Machine Learning

Machine Learning

Machine learning (ML) enables systems to learn from data without being explicitly programmed. It is the driving force behind modern AI applications from recommendation systems to autonomous vehicles.

Types of Learning

Supervised learning: learns from labelled examples (input-output pairs). Unsupervised learning: discovers patterns in unlabelled data. Reinforcement learning: learns through trial and error with rewards/penalties. Semi-supervised and self-supervised learning use partially labelled data.
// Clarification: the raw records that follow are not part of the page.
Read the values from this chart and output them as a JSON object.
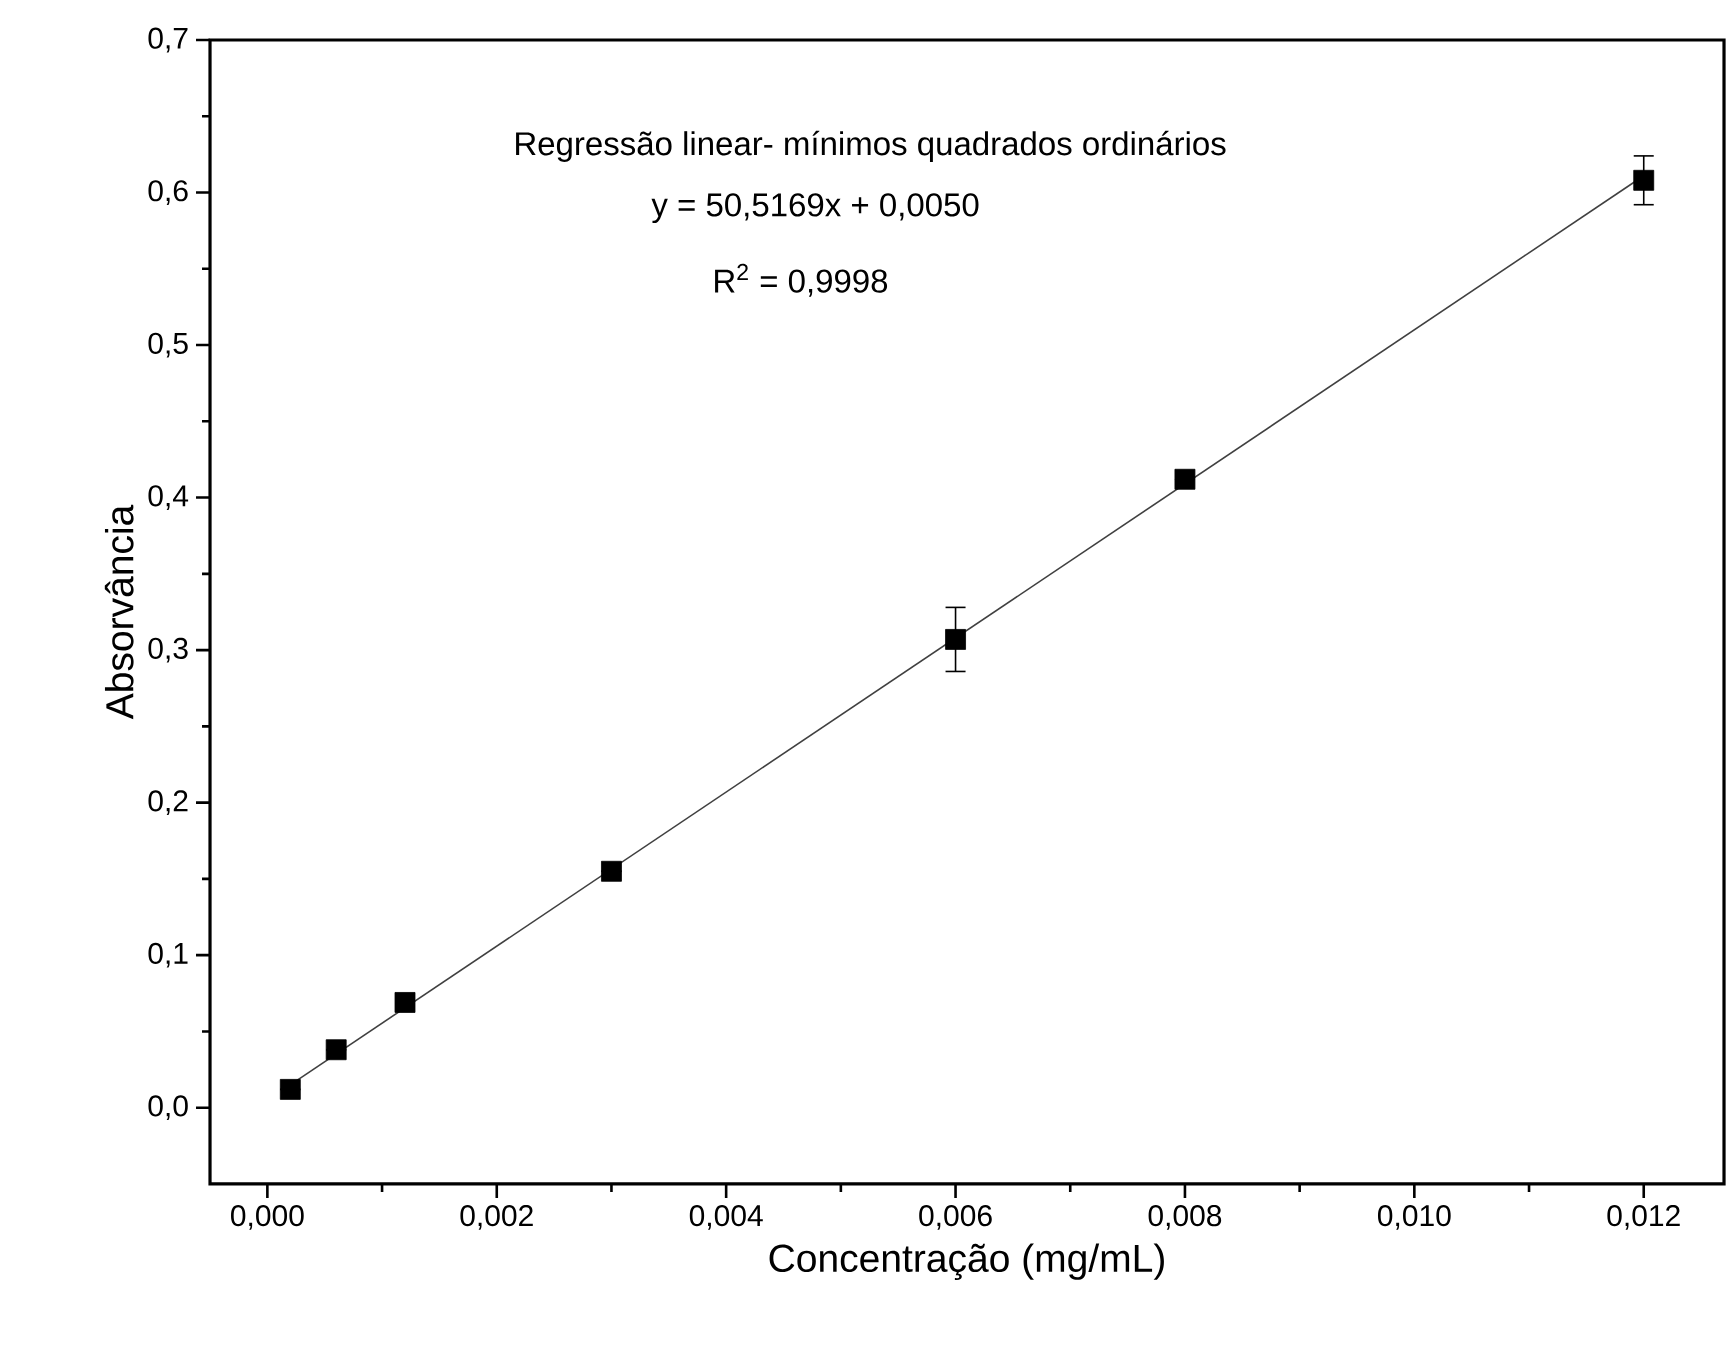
{
  "chart_data": {
    "type": "scatter",
    "xlabel": "Concentração (mg/mL)",
    "ylabel": "Absorvância",
    "annotations": [
      "Regressão linear- mínimos quadrados ordinários",
      "y = 50,5169x + 0,0050",
      "R$^{2}$ = 0,9998"
    ],
    "xlim": [
      -0.0005,
      0.0127
    ],
    "ylim": [
      -0.05,
      0.7
    ],
    "xticks": [
      {
        "value": 0,
        "label": "0,000"
      },
      {
        "value": 0.002,
        "label": "0,002"
      },
      {
        "value": 0.004,
        "label": "0,004"
      },
      {
        "value": 0.006,
        "label": "0,006"
      },
      {
        "value": 0.008,
        "label": "0,008"
      },
      {
        "value": 0.01,
        "label": "0,010"
      },
      {
        "value": 0.012,
        "label": "0,012"
      }
    ],
    "yticks": [
      {
        "value": 0,
        "label": "0,0"
      },
      {
        "value": 0.1,
        "label": "0,1"
      },
      {
        "value": 0.2,
        "label": "0,2"
      },
      {
        "value": 0.3,
        "label": "0,3"
      },
      {
        "value": 0.4,
        "label": "0,4"
      },
      {
        "value": 0.5,
        "label": "0,5"
      },
      {
        "value": 0.6,
        "label": "0,6"
      },
      {
        "value": 0.7,
        "label": "0,7"
      }
    ],
    "grid": false,
    "series": [
      {
        "marker": "square",
        "color": "#000000",
        "x": [
          0.0002,
          0.0006,
          0.0012,
          0.003,
          0.006,
          0.008,
          0.012
        ],
        "values": [
          0.012,
          0.038,
          0.069,
          0.155,
          0.307,
          0.412,
          0.608
        ],
        "errors": [
          null,
          null,
          null,
          null,
          0.021,
          null,
          0.016
        ]
      },
      {
        "type": "line",
        "marker": "none",
        "line_style": "solid",
        "color": "#404040",
        "x": [
          0.0002,
          0.012
        ],
        "values": [
          0.015,
          0.611
        ]
      }
    ]
  }
}
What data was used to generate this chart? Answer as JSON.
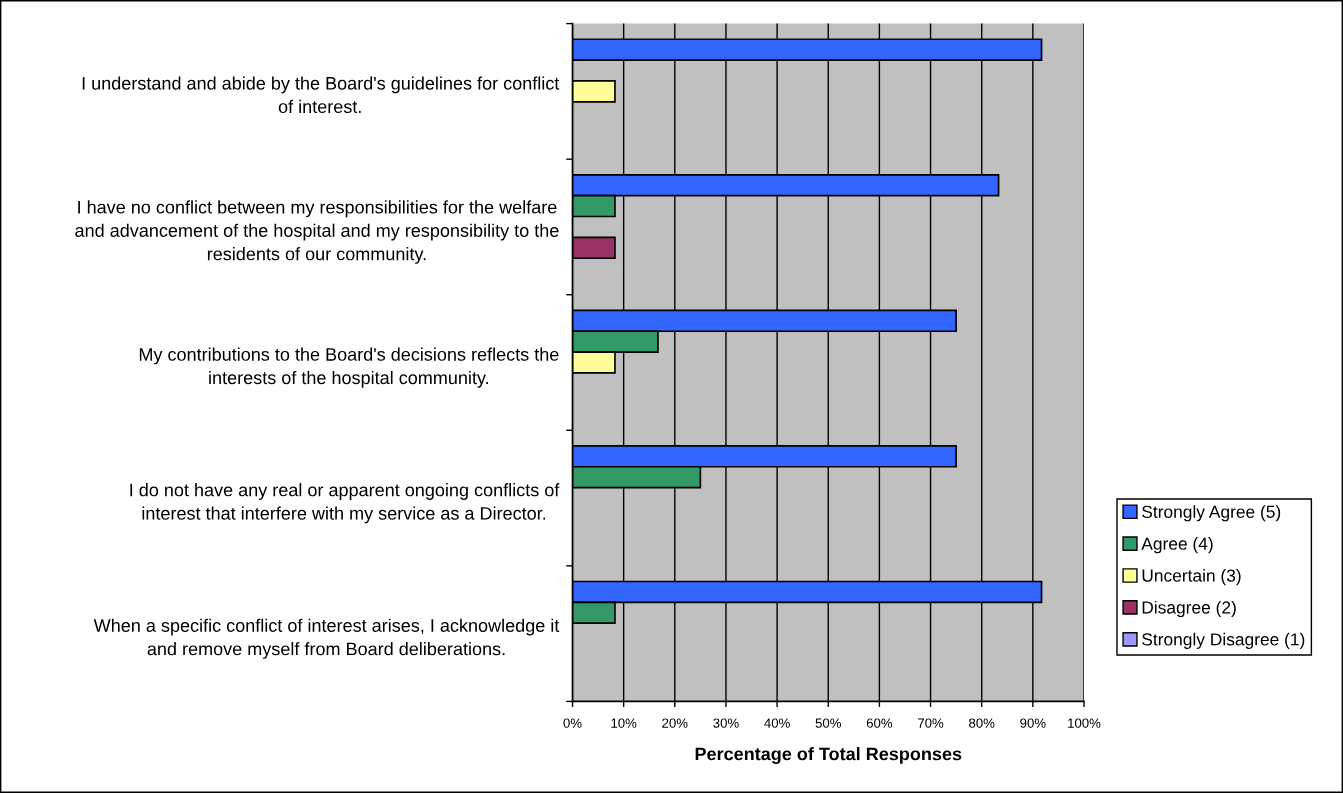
{
  "chart_data": {
    "type": "bar",
    "orientation": "horizontal",
    "categories": [
      "I understand and abide by the Board's guidelines for conflict\nof interest.",
      "I have no conflict between my responsibilities for the welfare\nand advancement of the hospital and my responsibility to the\nresidents of our community.",
      "My contributions to the Board's decisions reflects the\ninterests of the hospital community.",
      "I do not have any real or apparent ongoing conflicts of\ninterest that interfere with my service as a Director.",
      "When a specific conflict of interest arises, I acknowledge it\nand remove myself from Board deliberations."
    ],
    "series": [
      {
        "name": "Strongly Agree (5)",
        "color": "#3366ff",
        "values": [
          91.7,
          83.3,
          75.0,
          75.0,
          91.7
        ]
      },
      {
        "name": "Agree (4)",
        "color": "#339966",
        "values": [
          0,
          8.3,
          16.7,
          25.0,
          8.3
        ]
      },
      {
        "name": "Uncertain (3)",
        "color": "#ffff99",
        "values": [
          8.3,
          0,
          8.3,
          0,
          0
        ]
      },
      {
        "name": "Disagree (2)",
        "color": "#993366",
        "values": [
          0,
          8.3,
          0,
          0,
          0
        ]
      },
      {
        "name": "Strongly Disagree (1)",
        "color": "#9999ff",
        "values": [
          0,
          0,
          0,
          0,
          0
        ]
      }
    ],
    "xlabel": "Percentage of Total Responses",
    "xlim": [
      0,
      100
    ],
    "xticks": [
      {
        "value": 0,
        "label": "0%"
      },
      {
        "value": 10,
        "label": "10%"
      },
      {
        "value": 20,
        "label": "20%"
      },
      {
        "value": 30,
        "label": "30%"
      },
      {
        "value": 40,
        "label": "40%"
      },
      {
        "value": 50,
        "label": "50%"
      },
      {
        "value": 60,
        "label": "60%"
      },
      {
        "value": 70,
        "label": "70%"
      },
      {
        "value": 80,
        "label": "80%"
      },
      {
        "value": 90,
        "label": "90%"
      },
      {
        "value": 100,
        "label": "100%"
      }
    ],
    "grid": "x",
    "legend": "right"
  }
}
Supervised Learning Algorithms

Linear regression: predicts continuous values. Logistic regression: binary classification. Decision trees: tree-structured decisions. Random forests: ensemble of trees. SVM (Support Vector Machines): finds optimal separating hyperplane. k-NN: classifies based on nearest neighbours.

Unsupervised Learning

K-means clustering: partitions data into k groups. Hierarchical clustering: builds tree of clusters. PCA (Principal Component Analysis): dimensionality reduction. Association rules: finds item relationships (market basket analysis). Unsupervised learning discovers hidden structure.

Model Evaluation

Training/test split and cross-validation assess generalisation. Metrics: accuracy, precision, recall, F1-score (classification); MSE, R-squared (regression). Confusion matrix shows true/false positives and negatives. Overfitting (memorising data) vs underfitting (too simple).

Reinforcement Learning

An agent interacts with an environment, taking actions to maximise cumulative reward. Q-learning learns action values. Deep RL uses neural networks for complex environments. Applications: game playing (AlphaGo), robotics, resource management.

ML Pipeline

Steps: problem definition, data collection, data cleaning and preprocessing, feature engineering, model selection, training, evaluation, hyperparameter tuning, deployment, and monitoring. Tools: scikit-learn, TensorFlow, PyTorch, Jupyter notebooks.

Summary

Machine learning enables data-driven intelligence. Understanding learning types, algorithms, evaluation metrics, and the ML pipeline is essential for applying AI to real-world problems.